Favorite and Memorable Urban Marketing Examples
Unfortunately I did not see all of these in person, but sure wish I had:
Frontline Flea & Ticks: This is one of my favorites. In a large office building with an atrium Frontline covered the floor with a very large picture of a dog scratching himself. The headline: Get them off your dog. If you viewed from the upper floors it looked as if the people walking on the floor were fleas on the dog! Memorable!
Escalator Steps: I’ve seen a number of companies use escalator steps to promote their wares. A local theme park used the steps to simulate people on a roller coaster – can you say “hands up.”
Elevator Doors: This has become very popular at many buildings I visit. Some are very clever one in particular is for a local gym and has an image of a “strong” muscular man “opening” the doors to the elevator.
Food Trucks: There are many different styles of food trucks (Miami loves food trucks) but one I really like is designed to look like a big toaster. It even has an English muffin popping out of the top for Thomas’ English Muffins. I would definitely head over to that one! They even have some of their delivery trucks designed to look like the muffin is popping out the top to continue the fresh theme.
Don’t Limit Your Creativity In Your Urban Marketing
Bowling Alley: Yes, this one has some obvious imagery. Think about the bowling pins as teeth with the area above designed to look like an open mouth – perfect for a dental practice!
Manhole Covers: Now, granted I don’t really look at manhole covers in Miami, but in New York city I certainly did.

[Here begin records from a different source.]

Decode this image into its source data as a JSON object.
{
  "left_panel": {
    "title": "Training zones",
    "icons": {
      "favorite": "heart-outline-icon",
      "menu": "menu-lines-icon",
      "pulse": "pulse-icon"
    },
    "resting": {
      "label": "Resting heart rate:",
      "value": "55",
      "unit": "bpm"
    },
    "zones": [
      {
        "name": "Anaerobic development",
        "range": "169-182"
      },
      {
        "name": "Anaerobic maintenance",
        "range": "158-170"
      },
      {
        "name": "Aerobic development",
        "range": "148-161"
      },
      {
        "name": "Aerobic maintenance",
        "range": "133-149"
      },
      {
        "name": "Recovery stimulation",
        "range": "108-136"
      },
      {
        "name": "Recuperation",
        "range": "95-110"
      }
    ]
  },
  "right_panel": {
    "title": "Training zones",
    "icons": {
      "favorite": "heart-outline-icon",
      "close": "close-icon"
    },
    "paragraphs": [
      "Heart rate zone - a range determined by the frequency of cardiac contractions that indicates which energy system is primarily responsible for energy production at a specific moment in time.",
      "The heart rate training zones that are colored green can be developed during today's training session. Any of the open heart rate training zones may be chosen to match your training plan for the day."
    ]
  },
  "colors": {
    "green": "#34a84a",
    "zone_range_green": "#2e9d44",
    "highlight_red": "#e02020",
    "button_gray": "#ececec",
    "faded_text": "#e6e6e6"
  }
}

One very clever creative made the manhole cover look like a cup of coffee. The natural steam from the cover made it appear the coffee was popping hot! Could be used for a local diner or coffee brand!
Street Art: This is popular in Miami outdoor malls. The artist draws a dimensional scene that makes it appear the sidewalk has been transformed into something else. I’ve seen those that look like a waterfall has appeared out of nowhere and it was an advertisement for a resort location.
Shopping Bags: We all carry shopping bags and I’ve seen some amazing graphics that provoke interest and comment. For instance a bag where the bag is imprinted so it appears a person is jumping rope and when you grab the handles the jump rope is over their head! Or the style of bag that has the handle as a mouth or a dumbbell or steering wheel. Depending on your product or service it can be a great way for continued exposure.
As you can see, you are only limited by your creativity for making a big mark with Urban Marketing!